Beyond those men, other fringe ‘athletes’ are included, such as aviators Charles Lindbergh and Richard Byrd.
Variations, Rarity, and Value
As mentioned, at least a few variations of the booklets are known today. There are two versions of No. 11 in the set with one featuring Thomas Jefferson and another one focusing on Independence Day. These variations have the same color illustration but one simply includes a drawing inset of Jefferson and changes the title from Independence Day to Thomas Jefferson. Two versions are also known for booklet No. 19 — Myles Standish and William Bradford. Finally, two versions of businessman Haley Fiske’s No. 42 booklet are known — one includes only a portrait photo while the other is a full-body picture. Thus, while 52 booklets are recognized as being included in the set, there are actually a total of at least 55 of them. This page shows images of two of the three variations.

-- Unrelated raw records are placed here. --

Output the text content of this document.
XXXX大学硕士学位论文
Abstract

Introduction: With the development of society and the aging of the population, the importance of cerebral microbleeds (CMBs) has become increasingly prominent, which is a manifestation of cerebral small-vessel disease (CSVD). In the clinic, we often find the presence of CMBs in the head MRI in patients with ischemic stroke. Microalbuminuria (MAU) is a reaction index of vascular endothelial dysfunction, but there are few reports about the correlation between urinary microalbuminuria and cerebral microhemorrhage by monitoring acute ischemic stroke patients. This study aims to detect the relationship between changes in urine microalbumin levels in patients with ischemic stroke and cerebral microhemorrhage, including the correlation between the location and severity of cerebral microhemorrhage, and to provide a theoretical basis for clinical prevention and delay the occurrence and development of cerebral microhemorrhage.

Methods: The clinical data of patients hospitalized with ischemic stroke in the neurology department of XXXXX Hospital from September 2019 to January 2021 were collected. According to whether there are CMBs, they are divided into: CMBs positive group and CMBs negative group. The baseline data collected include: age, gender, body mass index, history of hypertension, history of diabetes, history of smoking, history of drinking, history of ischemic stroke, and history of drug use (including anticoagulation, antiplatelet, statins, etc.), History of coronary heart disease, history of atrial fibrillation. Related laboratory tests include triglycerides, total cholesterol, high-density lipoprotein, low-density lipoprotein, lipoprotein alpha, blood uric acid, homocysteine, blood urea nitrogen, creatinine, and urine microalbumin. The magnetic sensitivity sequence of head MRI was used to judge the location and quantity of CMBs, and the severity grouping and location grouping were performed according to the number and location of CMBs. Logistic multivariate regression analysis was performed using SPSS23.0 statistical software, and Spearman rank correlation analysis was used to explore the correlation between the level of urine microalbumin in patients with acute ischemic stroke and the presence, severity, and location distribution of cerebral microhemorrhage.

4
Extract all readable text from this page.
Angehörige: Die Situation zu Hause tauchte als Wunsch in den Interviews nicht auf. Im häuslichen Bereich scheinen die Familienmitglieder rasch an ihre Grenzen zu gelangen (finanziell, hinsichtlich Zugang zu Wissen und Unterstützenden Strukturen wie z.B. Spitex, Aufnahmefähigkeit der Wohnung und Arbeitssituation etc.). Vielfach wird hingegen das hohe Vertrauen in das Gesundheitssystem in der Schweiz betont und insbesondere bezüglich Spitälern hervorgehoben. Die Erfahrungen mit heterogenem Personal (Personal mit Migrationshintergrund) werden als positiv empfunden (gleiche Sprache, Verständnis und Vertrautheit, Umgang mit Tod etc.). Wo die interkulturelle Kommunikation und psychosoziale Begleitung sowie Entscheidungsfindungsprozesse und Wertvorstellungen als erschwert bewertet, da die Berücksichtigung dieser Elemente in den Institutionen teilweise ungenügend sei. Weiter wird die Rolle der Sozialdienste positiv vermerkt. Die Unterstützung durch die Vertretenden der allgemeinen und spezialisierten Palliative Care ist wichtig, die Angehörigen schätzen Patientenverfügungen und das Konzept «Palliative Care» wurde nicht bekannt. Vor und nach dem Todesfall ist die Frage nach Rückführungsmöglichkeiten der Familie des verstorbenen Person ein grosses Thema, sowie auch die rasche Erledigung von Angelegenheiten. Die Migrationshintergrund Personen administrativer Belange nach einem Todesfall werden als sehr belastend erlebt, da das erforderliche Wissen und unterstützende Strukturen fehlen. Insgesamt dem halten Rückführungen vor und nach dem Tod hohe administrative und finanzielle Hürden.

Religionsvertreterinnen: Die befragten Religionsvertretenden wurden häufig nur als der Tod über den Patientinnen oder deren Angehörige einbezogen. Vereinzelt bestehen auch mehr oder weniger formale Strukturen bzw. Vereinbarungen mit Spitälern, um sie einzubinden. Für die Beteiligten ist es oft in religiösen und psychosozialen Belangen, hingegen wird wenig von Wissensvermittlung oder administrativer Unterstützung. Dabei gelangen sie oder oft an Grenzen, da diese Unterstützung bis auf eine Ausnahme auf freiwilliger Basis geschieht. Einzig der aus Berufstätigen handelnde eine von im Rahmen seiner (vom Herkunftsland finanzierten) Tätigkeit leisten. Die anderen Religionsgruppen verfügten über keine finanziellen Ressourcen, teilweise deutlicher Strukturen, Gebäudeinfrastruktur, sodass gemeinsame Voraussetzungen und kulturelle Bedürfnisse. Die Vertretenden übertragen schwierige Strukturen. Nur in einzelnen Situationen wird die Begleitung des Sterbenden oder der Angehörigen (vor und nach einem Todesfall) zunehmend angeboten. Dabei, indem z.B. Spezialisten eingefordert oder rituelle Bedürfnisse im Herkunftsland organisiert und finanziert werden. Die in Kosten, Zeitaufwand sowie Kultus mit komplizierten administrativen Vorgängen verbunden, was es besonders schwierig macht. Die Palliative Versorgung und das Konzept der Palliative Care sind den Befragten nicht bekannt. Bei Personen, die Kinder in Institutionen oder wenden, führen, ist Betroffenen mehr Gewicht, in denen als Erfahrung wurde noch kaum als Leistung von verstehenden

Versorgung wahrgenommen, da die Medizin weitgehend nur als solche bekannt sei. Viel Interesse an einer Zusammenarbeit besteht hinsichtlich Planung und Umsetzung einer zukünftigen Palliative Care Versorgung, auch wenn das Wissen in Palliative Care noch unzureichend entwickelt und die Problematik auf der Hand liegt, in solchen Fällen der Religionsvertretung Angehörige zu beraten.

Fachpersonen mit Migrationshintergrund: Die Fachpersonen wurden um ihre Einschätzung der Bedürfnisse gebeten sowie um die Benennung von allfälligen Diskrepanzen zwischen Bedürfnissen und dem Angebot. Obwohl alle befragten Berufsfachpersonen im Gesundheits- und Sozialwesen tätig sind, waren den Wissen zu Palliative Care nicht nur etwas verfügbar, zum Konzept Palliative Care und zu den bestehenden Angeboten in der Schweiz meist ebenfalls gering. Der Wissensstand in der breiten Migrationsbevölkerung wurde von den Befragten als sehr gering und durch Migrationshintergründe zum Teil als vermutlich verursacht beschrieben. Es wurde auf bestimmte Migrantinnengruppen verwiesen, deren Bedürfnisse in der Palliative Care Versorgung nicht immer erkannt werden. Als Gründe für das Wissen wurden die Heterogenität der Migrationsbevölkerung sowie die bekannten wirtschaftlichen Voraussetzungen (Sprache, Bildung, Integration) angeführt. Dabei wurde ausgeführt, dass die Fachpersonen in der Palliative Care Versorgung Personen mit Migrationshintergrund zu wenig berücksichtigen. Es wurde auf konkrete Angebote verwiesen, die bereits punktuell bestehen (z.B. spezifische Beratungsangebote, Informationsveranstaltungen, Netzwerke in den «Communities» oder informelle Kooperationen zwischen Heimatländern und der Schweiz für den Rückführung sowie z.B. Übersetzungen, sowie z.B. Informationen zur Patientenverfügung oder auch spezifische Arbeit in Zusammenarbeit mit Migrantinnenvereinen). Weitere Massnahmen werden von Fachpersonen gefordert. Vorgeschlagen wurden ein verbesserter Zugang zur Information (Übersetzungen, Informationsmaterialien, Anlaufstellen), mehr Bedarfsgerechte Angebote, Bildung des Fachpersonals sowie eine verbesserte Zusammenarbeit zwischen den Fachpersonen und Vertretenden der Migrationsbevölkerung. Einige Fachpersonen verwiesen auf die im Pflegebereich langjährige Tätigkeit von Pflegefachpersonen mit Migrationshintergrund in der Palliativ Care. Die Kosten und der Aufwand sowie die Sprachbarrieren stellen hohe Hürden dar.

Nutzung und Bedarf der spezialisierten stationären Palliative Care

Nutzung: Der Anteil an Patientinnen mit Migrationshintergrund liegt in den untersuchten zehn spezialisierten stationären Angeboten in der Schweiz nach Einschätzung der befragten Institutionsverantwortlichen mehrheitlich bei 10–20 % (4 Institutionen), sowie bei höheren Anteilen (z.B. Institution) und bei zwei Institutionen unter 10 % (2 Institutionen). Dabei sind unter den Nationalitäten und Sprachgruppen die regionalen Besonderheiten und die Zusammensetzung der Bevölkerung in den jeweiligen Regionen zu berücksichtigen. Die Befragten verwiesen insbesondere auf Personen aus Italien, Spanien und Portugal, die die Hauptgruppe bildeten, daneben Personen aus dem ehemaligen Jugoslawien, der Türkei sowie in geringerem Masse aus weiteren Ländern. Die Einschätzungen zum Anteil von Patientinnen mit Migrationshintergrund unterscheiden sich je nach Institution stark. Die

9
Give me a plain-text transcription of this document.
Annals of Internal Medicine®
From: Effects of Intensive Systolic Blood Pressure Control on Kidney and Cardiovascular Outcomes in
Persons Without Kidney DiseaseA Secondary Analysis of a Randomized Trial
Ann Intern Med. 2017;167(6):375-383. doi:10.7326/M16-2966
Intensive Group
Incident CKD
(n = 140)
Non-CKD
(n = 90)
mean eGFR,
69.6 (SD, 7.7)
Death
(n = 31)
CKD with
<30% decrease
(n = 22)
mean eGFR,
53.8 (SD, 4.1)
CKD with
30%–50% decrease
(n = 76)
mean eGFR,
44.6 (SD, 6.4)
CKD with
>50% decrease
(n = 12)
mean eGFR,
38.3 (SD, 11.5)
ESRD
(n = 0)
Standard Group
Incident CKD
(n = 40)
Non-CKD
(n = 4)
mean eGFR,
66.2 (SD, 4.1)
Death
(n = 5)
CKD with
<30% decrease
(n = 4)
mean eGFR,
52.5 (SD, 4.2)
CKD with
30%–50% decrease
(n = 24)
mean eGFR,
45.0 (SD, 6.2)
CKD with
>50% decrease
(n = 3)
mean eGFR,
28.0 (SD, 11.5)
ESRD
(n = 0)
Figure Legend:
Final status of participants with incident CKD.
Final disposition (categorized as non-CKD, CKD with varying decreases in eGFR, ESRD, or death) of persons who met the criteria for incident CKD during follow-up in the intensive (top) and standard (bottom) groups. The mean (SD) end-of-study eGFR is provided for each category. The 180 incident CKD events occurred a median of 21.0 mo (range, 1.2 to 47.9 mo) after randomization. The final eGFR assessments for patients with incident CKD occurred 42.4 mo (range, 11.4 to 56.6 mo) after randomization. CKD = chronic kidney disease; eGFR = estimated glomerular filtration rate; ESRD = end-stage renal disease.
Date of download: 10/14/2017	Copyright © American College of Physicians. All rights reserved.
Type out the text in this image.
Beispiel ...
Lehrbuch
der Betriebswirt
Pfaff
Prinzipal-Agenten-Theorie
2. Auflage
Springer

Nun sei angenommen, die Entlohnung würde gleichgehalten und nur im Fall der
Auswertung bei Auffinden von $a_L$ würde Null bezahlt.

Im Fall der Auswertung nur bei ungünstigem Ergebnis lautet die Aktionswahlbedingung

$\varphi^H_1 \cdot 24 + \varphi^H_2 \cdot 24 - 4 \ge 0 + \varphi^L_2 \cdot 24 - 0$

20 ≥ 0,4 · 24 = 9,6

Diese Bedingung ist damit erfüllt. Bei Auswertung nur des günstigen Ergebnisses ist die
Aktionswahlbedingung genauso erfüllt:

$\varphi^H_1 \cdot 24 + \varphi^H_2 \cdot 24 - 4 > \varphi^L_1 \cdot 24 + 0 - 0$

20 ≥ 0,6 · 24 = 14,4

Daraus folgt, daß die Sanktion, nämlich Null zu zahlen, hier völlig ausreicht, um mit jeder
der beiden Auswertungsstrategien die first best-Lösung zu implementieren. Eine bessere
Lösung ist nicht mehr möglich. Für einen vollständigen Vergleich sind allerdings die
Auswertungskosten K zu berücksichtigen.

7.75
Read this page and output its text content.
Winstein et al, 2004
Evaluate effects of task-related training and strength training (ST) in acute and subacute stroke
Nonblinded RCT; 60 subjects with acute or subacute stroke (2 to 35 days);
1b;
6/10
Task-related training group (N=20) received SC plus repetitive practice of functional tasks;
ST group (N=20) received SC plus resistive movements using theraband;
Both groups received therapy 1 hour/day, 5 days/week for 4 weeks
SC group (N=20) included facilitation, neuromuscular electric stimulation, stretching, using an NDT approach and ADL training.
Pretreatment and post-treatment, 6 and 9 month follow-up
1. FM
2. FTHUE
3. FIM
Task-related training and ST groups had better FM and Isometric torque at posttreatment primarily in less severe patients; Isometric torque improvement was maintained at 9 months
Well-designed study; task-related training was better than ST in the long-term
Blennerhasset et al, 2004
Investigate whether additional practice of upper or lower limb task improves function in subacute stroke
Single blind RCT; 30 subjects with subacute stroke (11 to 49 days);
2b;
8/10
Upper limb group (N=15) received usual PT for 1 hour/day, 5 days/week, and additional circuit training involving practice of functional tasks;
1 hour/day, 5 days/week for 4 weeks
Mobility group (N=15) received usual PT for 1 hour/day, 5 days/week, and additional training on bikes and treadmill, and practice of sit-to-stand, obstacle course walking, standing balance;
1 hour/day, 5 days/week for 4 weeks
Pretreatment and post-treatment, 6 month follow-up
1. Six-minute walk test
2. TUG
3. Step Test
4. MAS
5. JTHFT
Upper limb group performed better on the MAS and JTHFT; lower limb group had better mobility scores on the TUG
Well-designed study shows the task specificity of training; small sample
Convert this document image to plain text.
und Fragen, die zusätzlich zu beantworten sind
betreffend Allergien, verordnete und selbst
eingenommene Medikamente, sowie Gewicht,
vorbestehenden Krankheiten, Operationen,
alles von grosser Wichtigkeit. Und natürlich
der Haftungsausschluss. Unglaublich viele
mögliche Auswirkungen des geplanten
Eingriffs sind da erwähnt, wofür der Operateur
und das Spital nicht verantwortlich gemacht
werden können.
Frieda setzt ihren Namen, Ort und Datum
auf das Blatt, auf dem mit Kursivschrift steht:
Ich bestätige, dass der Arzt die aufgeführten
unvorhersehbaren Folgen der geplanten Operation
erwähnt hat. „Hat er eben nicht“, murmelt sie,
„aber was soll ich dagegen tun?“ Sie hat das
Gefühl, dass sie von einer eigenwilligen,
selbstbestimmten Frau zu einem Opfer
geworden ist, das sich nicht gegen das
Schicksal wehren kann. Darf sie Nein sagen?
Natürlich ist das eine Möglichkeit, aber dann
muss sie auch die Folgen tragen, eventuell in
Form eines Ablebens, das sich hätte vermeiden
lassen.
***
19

The reasons for the existence of the variations are unknown. But while the variations are interesting because of the small number of these booklets that were printed, there is not much premium in terms of price for them. It is also not clear, which of the variations are rarer.
While collectors will find these booklets today, they are quite rare. That is understandable as they were only created for a company promotion and not widely distributed.
Despite that rarity, the prices for them are only modest. Commons in the set start in the $5-$10 range and complete sets start around $75-$125. That modest sum even includes sets with the box and original paper announcement. Prices for the sports subjects vary but are usually the most valuable ones in the series.